There are limited data regarding the prognostic value of blood variables for predicting cardiac events in patients after infarction. Two studies have shown that hypertensive survivors of an acute myocardial infarction have significantly higher fibrinogen levels as compared with nonhypertensive survivors. In addition, those in the top quartile of fibrinogen levels have a 2 times greater risk of cardiac death.15,16 D-Dimer was found in our study to be similarly predictive for primary cardiac events in both hypertensive and nonhypertensive patients after infarction. This observation indicates that an enhanced thrombogenic activity contributes to cardiac events in both groups of patients.
The significant elevation in fibrinogen levels seen in the hypertensive patients in our study supports those findings seen in previous studies.13,1519 However, fibrinogen failed to enter our final predictive model. This could be because the levels of fibrinogen in our patients were not as high as in other studies in which there was a significant association with cardiac events. The mean fibrinogen level in our hypertensive patients was 3.64 g/L, whereas the levels seen in studies in which fibrinogen predicted cardiac events was
4.42 g/L.18
Another postinfarction study investigated the theory that impaired fibrinolysis plays an important role in the risk of infarction.17,18 The key factor in fibrinolysis inhibition is PAI-1, a serine protease inhibitor that binds to TPA and renders it inactive.20 Higher levels of PAI-1 were seen in young survivors (<45 years old) of myocardial infarctions than in control subjects, supporting the deleterious effect of elevated levels of PAI-1 and infarction.21 A 3-year follow-up of this study reinforced the finding that high PAI-1 levels predicted future cardiac events.22 In our patients after infarction, PAI-1 was only slightly higher in hypertensive than nonhypertensive patients, and it was not predictive for cardiac events in either group, possibly because of an older patient population with more advanced thrombogenic milieu.

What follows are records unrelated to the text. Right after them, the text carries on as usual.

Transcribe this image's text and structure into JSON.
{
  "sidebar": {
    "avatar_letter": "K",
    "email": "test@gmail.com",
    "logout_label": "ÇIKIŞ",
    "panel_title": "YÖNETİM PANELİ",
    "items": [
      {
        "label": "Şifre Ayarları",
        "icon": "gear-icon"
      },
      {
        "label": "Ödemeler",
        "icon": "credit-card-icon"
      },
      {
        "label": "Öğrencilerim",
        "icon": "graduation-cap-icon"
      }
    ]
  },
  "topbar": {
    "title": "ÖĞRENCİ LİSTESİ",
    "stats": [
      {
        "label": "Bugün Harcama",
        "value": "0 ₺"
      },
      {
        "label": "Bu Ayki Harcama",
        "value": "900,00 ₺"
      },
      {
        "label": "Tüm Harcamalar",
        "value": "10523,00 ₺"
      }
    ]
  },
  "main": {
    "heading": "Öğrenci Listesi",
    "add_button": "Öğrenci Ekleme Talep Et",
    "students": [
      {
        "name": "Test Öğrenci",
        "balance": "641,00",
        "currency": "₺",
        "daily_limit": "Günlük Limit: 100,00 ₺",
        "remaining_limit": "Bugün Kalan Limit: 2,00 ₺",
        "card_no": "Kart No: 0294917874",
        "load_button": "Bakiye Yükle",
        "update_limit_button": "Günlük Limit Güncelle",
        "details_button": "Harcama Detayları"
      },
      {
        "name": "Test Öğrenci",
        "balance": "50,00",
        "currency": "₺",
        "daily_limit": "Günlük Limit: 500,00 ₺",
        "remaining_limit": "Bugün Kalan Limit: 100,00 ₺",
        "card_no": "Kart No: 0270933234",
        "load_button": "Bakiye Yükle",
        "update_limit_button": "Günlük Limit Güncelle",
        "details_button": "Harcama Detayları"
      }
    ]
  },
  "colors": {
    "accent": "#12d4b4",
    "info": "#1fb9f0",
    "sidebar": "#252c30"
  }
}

It is worth emphasizing that abnormal levels of lipids (elevated apo-B and lowered apo-A1) were predictive for cardiac events in nonhypertensive but not in hypertensive patients. The lack of predictive value of lipids in hypertensive patients could be related to the significantly higher proportion of patients older than 60 years of age and the respectively lesser importance of lipid abnormalities in the pathogenesis of coronary events in this age group.23
Limitations of this study include our classification of having a history of hypertension based on whether or not the patient ever received treatment for elevated blood pressure in the past instead of using serial blood pressure measurements. Because the original study was not focused on hypertension, multiple systematic blood pressure measurements were not recorded. Using a history of treatment for hypertension may overestimate the proportion of those classified as normotensive; however, all demographic data were collected by the physician taking care of the patient, who had accurate records of the patients treatment history. Therefore, this study assumes that if a patient required treatment for elevated blood pressure, that patient had a history of hypertension.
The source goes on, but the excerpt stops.